Genheden, S. & Ryde, U. The MM/PBSA and MM/GBSA strategies to estimate ligand-binding affinities. Knowledgeable Opin. Drug Discov. 10, 449–461 (2015).
Valdes-Tresanco, M. S., Valdes-Tresanco, M. E., Valiente, P. A. & Moreno, E. gmx_MMPBSA: a brand new software to carry out end-state free vitality calculations with GROMACS. J. Chem. Concept Comput. 17, 6281–6291 (2021).
Et-Thakafy, O. et al. Mechanical properties of membranes composed of gel-phase or fluid-phase phospholipids probed on liposomes by atomic power spectroscopy. Langmuir 33, 5117–5126 (2017).
Dokukin, M. E. & Sokolov, I. Quantitative mapping of the elastic modulus of soppy supplies with HarmoniX and PeakForce QNM AFM modes. Langmuir 28, 16060–16071 (2012).
Custodio, T. F. et al. Choice, biophysical and structural evaluation of artificial nanobodies that successfully neutralize SARS-CoV-2. Nat. Commun. 11, 5588 (2020).
Callister, W. D. & Rethwisch, D. G. Supplies Science and Engineering: An Introduction Vol. 7 (Wiley, 2020).
McQuarrie, D. A., Jachimowski, C. & Russell, M. Kinetics of small methods. II. J. Chem. Phys. 40, 2914–2921 (1964).
Decuzzi, P. & Ferrari, M. The adhesive energy of non-spherical particles mediated by particular interactions.

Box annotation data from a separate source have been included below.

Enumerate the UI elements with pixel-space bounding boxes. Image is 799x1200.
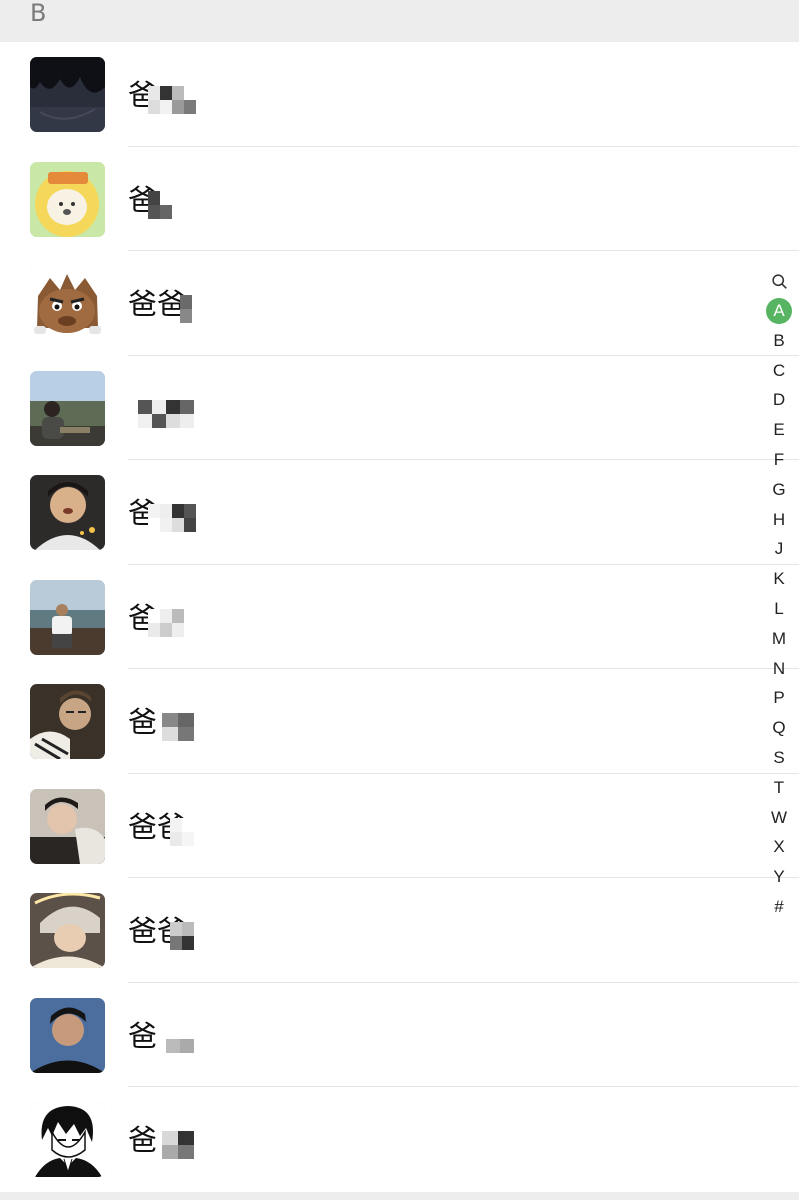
avatar: [30, 475, 105, 550]
section-header: B: [0, 0, 799, 42]
section-letter: B: [30, 0, 47, 27]
index-letter[interactable]: H: [766, 505, 792, 535]
contact-row[interactable]: 爸: [0, 669, 799, 774]
index-letter[interactable]: T: [766, 773, 792, 803]
index-letter[interactable]: W: [766, 803, 792, 833]
avatar: [30, 57, 105, 132]
blurred-name-mosaic: [162, 1131, 194, 1159]
blurred-name-mosaic: [148, 190, 196, 219]
contact-row[interactable]: 爸爸: [0, 251, 799, 356]
blurred-name-mosaic: [180, 295, 194, 323]
contact-row[interactable]: 爸: [0, 565, 799, 670]
avatar: [30, 1102, 105, 1177]
contact-row[interactable]: [0, 356, 799, 461]
index-letter[interactable]: X: [766, 832, 792, 862]
avatar: [30, 579, 105, 655]
blurred-name-mosaic: [148, 504, 196, 532]
avatar: [30, 997, 105, 1073]
search-icon[interactable]: [766, 266, 792, 296]
avatar: [30, 788, 105, 864]
index-letter[interactable]: Y: [766, 862, 792, 892]
contact-name: 爸: [128, 1018, 158, 1053]
bottom-edge: [0, 1192, 799, 1200]
alphabet-index-bar[interactable]: A B C D E F G H J K L M N P Q S T W X Y …: [759, 266, 799, 922]
avatar: [30, 370, 105, 446]
index-letter[interactable]: B: [766, 326, 792, 356]
contact-row[interactable]: 爸: [0, 983, 799, 1088]
avatar: [30, 266, 105, 341]
blurred-name-mosaic: [166, 1038, 194, 1053]
contact-row[interactable]: 爸: [0, 460, 799, 565]
index-letter[interactable]: E: [766, 415, 792, 445]
contact-row[interactable]: 爸: [0, 42, 799, 147]
blurred-name-mosaic: [170, 922, 194, 950]
index-letter[interactable]: N: [766, 654, 792, 684]
index-letter[interactable]: P: [766, 683, 792, 713]
blurred-name-mosaic: [138, 399, 194, 428]
blurred-name-mosaic: [148, 86, 196, 114]
index-letter-active[interactable]: A: [766, 297, 792, 324]
blurred-name-mosaic: [170, 817, 194, 846]
contact-name: 爸: [128, 705, 158, 739]
index-letter[interactable]: K: [766, 564, 792, 594]
avatar: [30, 684, 105, 759]
index-letter[interactable]: L: [766, 594, 792, 624]
avatar: [30, 161, 105, 237]
contact-row[interactable]: 爸爸: [0, 774, 799, 879]
contact-row[interactable]: 爸: [0, 147, 799, 252]
index-letter[interactable]: C: [766, 356, 792, 386]
index-letter[interactable]: D: [766, 385, 792, 415]
blurred-name-mosaic: [162, 713, 194, 741]
index-letter[interactable]: S: [766, 743, 792, 773]
contact-name: 爸: [128, 1123, 158, 1157]
contact-row[interactable]: 爸爸: [0, 878, 799, 983]
blurred-name-mosaic: [148, 608, 196, 637]
index-letter[interactable]: J: [766, 534, 792, 564]
contact-name: 爸爸: [128, 287, 187, 321]
index-letter[interactable]: Q: [766, 713, 792, 743]
index-letter[interactable]: #: [766, 892, 792, 922]
index-letter[interactable]: G: [766, 475, 792, 505]
contact-list: 爸 爸 爸爸 爸 爸 爸 爸爸 爸爸 爸 爸: [0, 42, 799, 1192]
index-letter[interactable]: M: [766, 624, 792, 654]
index-letter[interactable]: F: [766, 445, 792, 475]
contact-row[interactable]: 爸: [0, 1087, 799, 1192]
avatar: [30, 893, 105, 968]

Biomaterials 27, 5307–5314 (2006).
Piper, J. W., Swerlick, R. A. & Zhu, C. Figuring out power dependence of two-dimensional receptor-ligand binding affinity by centrifugation. Biophys. J. 74, 492–513 (1998).
Goldman, A. J., Cox, R. G. & Brenner, H. Sluggish viscous movement of a sphere parallel to a aircraft wall 0.2. Couette move. Chem. Eng. Sci. 22, 637–651 (1967).